House Minority Leader Dick Gephardt may be Gore's most formidable rival for the 2004 Democratic nomination. Hence Gephardt's collaboration with Bush in drafting a resolution authorizing the use of force against Iraq is being ascribed to motivations connected to nomination politics.
But simple conviction sometimes is a sufficient explanation of political behavior, which in this instance probably explains Gephardt's. His position may actually hurt him in the first important nomination contest, the Iowa caucuses.
He won the caucuses in 1988. However, largely because of the German and Scandinavian immigration that shaped upper-midwestern progressivism, Iowa has a strong streak of semi-isolationism.

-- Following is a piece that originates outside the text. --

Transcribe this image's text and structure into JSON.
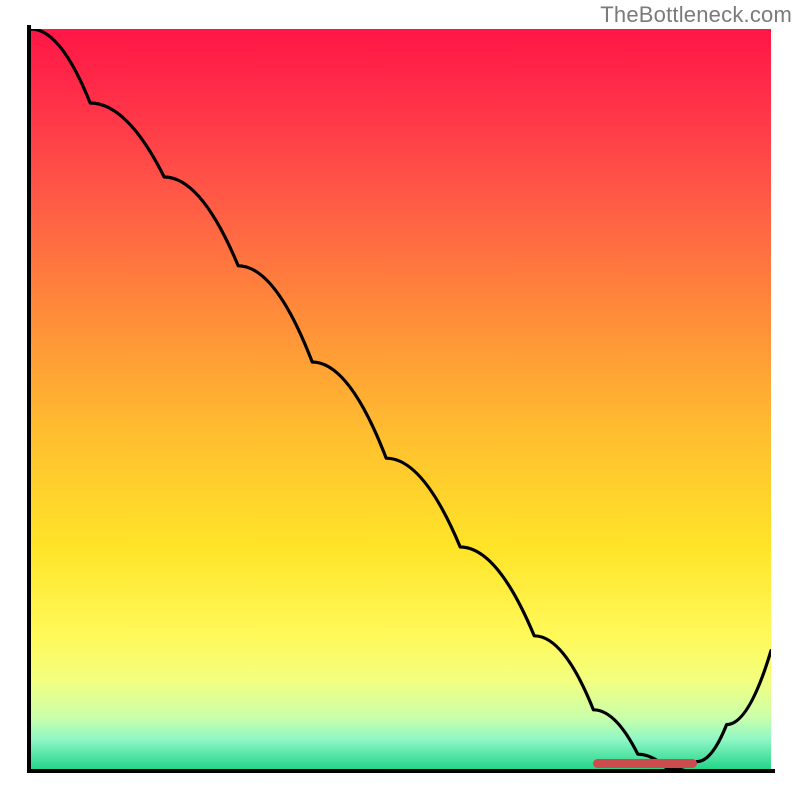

Franklin D. Roosevelt carried Iowa comfortably in 1932 and 1936 but lost it on the eve of war in 1940 and during the war in 1944. In 1972 George McGovern lost 49 states, but Iowa was one of just 12 states where he won more than 40 percent of the vote. His 40.5 percent of Iowa's vote almost equaled the 40.8 percent Hubert Humphrey received there in 1968.
In 1991, Republican Sen. Charles Grassley, Iowa's senior senator, was one of just two Republicans (the other was Oregon's Mark Hatfield) to vote against the 1991 resolution authorizing the Persian Gulf War. Grassley now supports the president's use-of-force resolution. Iowa's senior congressman, Jim Leach, a 13-term Republican, voted against the president's resolution.
Because Democrats have deep divisions on national security issues, they are forced to say strange things, as Gephardt did last week when shown a television ad used by the Republican Senate candidate in South Dakota, Rep. John Thune, against Sen. Tim Johnson. Gephardt was asked to comment on this from the ad:
"Al Qaeda terrorists, Saddam Hussein -- enemies of America working to obtain nuclear weapons. Now, more than ever, our nation must have a missile defense system to shoot down missiles fired at America. Yet Tim Johnson voted against a missile defense system 29 different times."
Gephardt, who is too intelligent to muster more than synthetic indignation about such things, worked himself up to say the ad is "immoral" because it says Johnson is "not patriotic." But it doesn't. It questions Johnson's judgment, not his patriotism.
Gephardt said it is wrong "to drag politics" into "homeland security or national security questions." But are the only proper political questions the less-than-life-and-death questions -- the minimum wage, not national security?
Democrats, currently holding homeland security legislation hostage to the demands of public employees' unions, cannot long prosper by insisting on minimalist politics, drained of debate about divergent judgments concerning national security. And a presidential candidate piously refusing to "drag" the most momentous matters into politics would be preposterous.